The Dodgers followed that trend well before most teams, building Dodger Stadium six miles north of the Coliseum, which they abandoned after the 1961 season. That meant it was unlikely that the Major League single game attendance record of 93,103 would ever be broken. That was also for an exhibition game at the Coliseum, albeit a mid-season one, which took place on May 7, 1959 in honor of Roy Campanella, who had been paralyzed the year before in a car accident.

The park did produce some crazy moments during the L.A. Dodgers’ inaugural season such as a three-homer game on April 24 from the Cubs’ Lee Walls, who had hit only six four-baggers during the entire 1957 season. But while the Coliseum yielded 193 home runs during the 1958 campaign, most in the majors, that total was actually lower than the MLB-high 219 four-baggers that were hit in Cincinnati’s Crosley Field in 1957. And in the four seasons that the Dodgers played in the Coliseum, no Dodger player hit more than 14 home runs at home in a single season.

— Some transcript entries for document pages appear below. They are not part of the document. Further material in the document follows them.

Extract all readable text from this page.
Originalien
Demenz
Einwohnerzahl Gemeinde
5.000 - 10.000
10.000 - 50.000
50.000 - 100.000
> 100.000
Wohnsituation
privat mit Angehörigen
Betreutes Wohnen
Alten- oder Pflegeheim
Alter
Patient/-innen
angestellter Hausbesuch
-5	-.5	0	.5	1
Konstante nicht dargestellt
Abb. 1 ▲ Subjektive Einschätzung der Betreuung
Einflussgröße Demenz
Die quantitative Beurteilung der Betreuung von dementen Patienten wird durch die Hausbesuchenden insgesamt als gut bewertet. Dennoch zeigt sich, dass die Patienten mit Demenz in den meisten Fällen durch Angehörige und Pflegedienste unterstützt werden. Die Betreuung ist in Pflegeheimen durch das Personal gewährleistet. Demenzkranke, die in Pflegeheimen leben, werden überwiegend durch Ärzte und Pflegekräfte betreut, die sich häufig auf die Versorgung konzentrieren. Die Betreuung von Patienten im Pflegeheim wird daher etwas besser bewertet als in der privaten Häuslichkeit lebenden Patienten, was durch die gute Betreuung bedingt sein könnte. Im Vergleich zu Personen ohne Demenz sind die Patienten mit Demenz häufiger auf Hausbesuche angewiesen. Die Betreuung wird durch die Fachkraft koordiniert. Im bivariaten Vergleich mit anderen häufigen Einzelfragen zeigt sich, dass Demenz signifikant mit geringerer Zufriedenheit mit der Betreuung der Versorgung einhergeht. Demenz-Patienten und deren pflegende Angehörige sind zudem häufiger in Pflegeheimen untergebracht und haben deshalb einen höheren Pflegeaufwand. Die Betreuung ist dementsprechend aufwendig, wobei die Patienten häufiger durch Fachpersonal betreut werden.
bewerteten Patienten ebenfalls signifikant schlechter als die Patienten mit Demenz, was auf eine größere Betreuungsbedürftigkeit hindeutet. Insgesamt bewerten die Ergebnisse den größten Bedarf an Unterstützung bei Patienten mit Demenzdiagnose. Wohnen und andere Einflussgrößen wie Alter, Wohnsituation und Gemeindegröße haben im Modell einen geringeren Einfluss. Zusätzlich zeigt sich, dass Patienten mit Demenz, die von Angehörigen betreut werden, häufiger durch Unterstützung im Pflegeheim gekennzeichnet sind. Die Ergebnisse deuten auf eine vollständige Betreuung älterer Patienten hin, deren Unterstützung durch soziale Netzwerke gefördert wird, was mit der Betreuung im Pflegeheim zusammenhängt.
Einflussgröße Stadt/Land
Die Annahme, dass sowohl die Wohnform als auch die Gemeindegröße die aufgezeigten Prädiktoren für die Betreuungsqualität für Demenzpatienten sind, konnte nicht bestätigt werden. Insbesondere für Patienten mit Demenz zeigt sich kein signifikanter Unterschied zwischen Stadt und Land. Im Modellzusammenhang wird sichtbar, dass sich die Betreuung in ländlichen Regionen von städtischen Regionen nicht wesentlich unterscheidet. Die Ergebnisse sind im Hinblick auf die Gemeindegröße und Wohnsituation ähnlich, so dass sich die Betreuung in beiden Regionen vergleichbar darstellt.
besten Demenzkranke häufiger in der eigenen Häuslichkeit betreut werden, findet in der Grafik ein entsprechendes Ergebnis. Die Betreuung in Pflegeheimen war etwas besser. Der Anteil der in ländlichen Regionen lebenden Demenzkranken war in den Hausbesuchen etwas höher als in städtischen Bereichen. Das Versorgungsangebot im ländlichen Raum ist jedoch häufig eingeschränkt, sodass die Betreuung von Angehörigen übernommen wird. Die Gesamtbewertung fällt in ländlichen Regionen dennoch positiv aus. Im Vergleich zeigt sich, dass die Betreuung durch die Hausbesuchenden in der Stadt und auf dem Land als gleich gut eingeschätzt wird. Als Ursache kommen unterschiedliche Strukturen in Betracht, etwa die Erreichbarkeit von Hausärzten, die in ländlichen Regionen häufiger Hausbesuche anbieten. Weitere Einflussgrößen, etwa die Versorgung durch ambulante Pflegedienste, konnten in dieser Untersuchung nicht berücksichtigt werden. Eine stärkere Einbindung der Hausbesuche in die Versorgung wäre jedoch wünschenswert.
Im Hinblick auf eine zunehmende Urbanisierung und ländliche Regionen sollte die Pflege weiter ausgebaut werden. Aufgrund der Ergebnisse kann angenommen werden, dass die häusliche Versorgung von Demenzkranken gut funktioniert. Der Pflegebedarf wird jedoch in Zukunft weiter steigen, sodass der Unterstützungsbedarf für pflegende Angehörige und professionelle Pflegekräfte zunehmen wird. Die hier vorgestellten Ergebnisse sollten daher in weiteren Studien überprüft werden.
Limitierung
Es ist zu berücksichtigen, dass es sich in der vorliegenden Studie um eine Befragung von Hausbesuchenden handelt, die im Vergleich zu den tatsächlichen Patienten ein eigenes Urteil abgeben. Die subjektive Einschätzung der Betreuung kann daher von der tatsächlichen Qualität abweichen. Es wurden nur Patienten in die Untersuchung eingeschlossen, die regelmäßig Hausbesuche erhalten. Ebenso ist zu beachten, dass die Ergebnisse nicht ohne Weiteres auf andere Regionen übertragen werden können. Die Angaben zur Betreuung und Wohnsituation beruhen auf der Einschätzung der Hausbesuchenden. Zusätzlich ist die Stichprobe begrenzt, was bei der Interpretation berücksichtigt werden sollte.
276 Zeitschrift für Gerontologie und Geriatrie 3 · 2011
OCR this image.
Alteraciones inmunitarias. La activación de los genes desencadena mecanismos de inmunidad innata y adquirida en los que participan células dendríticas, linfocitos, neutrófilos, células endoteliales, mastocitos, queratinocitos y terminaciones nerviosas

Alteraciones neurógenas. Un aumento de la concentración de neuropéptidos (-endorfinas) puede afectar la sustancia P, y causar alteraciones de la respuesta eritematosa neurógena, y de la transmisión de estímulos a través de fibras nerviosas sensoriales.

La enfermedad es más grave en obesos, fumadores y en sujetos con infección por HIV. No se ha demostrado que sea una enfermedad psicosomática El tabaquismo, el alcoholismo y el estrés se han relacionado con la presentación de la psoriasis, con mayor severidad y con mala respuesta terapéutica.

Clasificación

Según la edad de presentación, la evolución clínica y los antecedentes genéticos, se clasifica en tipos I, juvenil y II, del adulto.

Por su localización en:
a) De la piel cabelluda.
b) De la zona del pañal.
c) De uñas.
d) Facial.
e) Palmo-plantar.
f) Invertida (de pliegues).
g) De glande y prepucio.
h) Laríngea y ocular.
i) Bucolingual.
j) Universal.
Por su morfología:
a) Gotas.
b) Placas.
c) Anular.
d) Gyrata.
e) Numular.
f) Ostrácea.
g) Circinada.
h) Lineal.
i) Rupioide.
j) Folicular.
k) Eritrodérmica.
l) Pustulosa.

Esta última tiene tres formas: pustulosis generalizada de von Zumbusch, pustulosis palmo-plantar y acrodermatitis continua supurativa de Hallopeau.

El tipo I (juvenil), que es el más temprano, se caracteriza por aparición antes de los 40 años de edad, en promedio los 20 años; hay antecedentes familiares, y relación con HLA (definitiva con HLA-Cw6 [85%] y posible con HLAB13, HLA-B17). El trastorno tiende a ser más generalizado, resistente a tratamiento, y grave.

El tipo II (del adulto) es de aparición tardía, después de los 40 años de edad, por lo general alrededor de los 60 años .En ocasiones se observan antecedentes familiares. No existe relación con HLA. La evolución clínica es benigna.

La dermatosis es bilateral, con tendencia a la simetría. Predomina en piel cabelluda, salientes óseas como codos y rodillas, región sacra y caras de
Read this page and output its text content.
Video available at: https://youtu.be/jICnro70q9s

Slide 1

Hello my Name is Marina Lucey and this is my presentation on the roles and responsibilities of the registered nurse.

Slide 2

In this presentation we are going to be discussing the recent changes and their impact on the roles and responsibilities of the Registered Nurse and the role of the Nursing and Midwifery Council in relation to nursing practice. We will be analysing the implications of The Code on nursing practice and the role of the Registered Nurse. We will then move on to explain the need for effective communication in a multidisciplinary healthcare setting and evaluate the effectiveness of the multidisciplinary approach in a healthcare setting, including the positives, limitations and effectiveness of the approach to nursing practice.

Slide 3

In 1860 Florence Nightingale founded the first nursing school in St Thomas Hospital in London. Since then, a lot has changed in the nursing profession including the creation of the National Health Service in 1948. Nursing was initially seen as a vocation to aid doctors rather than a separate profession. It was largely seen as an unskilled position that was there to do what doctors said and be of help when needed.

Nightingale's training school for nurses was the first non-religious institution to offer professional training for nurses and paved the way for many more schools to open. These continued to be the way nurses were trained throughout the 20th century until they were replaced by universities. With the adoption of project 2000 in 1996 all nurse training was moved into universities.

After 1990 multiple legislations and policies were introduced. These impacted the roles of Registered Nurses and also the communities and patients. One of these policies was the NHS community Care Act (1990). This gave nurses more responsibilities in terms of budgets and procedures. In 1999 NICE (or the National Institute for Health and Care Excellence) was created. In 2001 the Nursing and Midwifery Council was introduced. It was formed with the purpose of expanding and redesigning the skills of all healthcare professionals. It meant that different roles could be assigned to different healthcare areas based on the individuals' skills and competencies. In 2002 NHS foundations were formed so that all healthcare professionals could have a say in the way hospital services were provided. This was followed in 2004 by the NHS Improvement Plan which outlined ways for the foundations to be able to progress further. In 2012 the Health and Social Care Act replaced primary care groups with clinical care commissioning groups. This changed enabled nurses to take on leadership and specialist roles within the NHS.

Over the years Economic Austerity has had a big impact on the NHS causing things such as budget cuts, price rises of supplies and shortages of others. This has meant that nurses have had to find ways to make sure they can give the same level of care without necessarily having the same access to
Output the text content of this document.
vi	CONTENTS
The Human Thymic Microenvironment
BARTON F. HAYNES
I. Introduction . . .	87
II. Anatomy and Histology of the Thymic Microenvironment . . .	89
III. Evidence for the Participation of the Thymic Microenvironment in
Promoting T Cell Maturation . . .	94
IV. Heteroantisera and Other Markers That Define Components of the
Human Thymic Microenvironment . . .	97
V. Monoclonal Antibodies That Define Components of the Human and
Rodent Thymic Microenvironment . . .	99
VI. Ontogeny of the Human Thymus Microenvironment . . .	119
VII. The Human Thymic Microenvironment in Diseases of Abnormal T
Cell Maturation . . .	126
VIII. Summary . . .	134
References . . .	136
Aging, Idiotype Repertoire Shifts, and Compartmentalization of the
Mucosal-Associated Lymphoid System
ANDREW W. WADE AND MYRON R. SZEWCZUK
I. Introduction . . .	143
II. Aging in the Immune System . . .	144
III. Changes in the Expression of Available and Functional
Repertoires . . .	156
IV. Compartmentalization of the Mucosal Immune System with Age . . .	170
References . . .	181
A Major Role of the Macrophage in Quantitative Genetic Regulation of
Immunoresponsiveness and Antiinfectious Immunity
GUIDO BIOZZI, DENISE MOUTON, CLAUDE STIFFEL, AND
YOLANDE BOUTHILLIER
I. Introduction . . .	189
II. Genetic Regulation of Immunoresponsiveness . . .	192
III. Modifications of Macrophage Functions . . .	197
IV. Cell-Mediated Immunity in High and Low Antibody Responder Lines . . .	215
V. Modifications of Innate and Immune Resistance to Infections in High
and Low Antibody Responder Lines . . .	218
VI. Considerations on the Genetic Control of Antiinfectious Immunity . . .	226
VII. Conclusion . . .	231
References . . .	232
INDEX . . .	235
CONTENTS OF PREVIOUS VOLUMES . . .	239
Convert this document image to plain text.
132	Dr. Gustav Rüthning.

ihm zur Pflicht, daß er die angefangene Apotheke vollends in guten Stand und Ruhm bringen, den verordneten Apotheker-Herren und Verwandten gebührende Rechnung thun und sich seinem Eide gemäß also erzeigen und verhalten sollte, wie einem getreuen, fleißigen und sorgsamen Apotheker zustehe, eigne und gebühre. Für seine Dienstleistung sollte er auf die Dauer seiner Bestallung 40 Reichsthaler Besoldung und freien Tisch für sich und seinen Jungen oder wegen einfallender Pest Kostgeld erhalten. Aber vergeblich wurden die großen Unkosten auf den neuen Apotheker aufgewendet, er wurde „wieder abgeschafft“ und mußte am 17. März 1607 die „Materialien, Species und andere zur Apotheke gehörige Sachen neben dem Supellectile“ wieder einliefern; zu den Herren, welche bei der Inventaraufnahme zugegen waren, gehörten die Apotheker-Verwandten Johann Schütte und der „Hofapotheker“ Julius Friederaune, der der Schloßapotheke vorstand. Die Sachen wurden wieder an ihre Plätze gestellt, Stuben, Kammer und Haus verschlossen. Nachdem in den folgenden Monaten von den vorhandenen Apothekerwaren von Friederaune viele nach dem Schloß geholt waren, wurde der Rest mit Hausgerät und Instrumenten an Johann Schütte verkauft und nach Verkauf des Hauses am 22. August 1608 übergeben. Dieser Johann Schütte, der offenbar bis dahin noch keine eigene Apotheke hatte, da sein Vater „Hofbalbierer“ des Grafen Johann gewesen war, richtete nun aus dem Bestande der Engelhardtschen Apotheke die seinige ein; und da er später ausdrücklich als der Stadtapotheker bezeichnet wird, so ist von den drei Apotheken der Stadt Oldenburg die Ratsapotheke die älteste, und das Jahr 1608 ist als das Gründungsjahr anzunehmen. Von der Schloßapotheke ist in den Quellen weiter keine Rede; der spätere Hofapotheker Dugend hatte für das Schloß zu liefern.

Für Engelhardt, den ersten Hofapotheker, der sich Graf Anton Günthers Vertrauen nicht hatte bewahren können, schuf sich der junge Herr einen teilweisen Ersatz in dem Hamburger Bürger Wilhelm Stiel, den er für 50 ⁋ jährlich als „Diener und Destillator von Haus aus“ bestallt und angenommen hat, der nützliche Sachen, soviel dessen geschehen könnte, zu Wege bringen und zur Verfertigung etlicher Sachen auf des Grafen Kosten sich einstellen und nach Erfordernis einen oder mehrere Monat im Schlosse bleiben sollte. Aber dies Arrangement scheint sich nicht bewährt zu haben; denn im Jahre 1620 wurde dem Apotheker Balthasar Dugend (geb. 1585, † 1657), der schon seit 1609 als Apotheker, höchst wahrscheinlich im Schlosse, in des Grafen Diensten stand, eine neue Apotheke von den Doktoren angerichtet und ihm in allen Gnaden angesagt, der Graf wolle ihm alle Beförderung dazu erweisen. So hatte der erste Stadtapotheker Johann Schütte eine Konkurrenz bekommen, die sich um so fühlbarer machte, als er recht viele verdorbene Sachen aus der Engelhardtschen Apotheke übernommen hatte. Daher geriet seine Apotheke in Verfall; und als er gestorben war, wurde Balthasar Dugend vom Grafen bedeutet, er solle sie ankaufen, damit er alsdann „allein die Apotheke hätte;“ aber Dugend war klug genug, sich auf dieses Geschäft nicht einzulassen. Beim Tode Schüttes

That is not to say that the Coliseum was beloved by players, especially pitchers. San Francisco Giants pitcher Johnny Antonelli called the left-field wall “the biggest farce I ever heard of,” and Dodger pitcher Don Drysdale commented, “It’s nothing but a sideshow. Who feels like playing baseball in this place?” Outfielders, meanwhile, often complained about being unable to see batted balls. “Those rows of seats go so high, it’s awful hard to see anything but high flies,” said Willie Mays. “Line drives, they are murder.”

For Dodgers players, the Coliseum could be heaven or hell. Lefty-swinging Wally Moon, who joined the club prior to the 1959 season, reconfigured his swing to hit high flies (“Moon Shots”) over the left-field screen, hitting 37 home runs in the Coliseum from 1959–61, compared to only 12 on the road. Another lefty swinger, future Hall of Famer Duke Snider, struggled with the Coliseum’s deep right field dimensions in 1958, hitting only six home runs at home all season. But Snider rebounded after the Dodgers shortened the right-field fence in 1959, and actually hit more home runs in the Coliseum (32) than on the road (21) 1959–61. 

Among Dodgers pitchers, no one was hampered by the Coliseum more than Sandy Koufax, despite some great individual games there. From 1958 through 1961 Koufax was 28–20 with a 3.57 ERA and 33 home runs allowed in Dodger road games; in the Coliseum, he was 17–23, 4.33 with 56 home runs allowed. Koufax did not fully blossom as a superstar pitcher until 1962, when he won the first of five straight ERA titles in the Dodgers’ first season in Dodger Stadium.

Tickets for the game nearly a half-century later, which benefited the Dodger's new “Think Cure” cancer charity, sold out less than an hour after being available for public consumption on February 2. For those that did make it to the game, the experience was a once-in-a-lifetime thrill.

A baseball diamond hadn’t been used on Coliseum grounds since September 20, 1961, when Sandy Koufax pitched all 13 innings of a 3-2 victory over the Cubs. Just 12,068 fans showed up to bid the Coliseum adieu that day. It’s hard to imagine that nearly 10 times as many people would want to show up to see the one day resurrection.

The game itself was an afterthought, as most exhibitions are. The Red Sox, who flew in from Japan to be a part of the occasion, were winners, 7-4. But the night belonged to the fans and the memories that were made. For those that were there, who will ever forget the players in the tent-like dugouts joining us in doing the wave.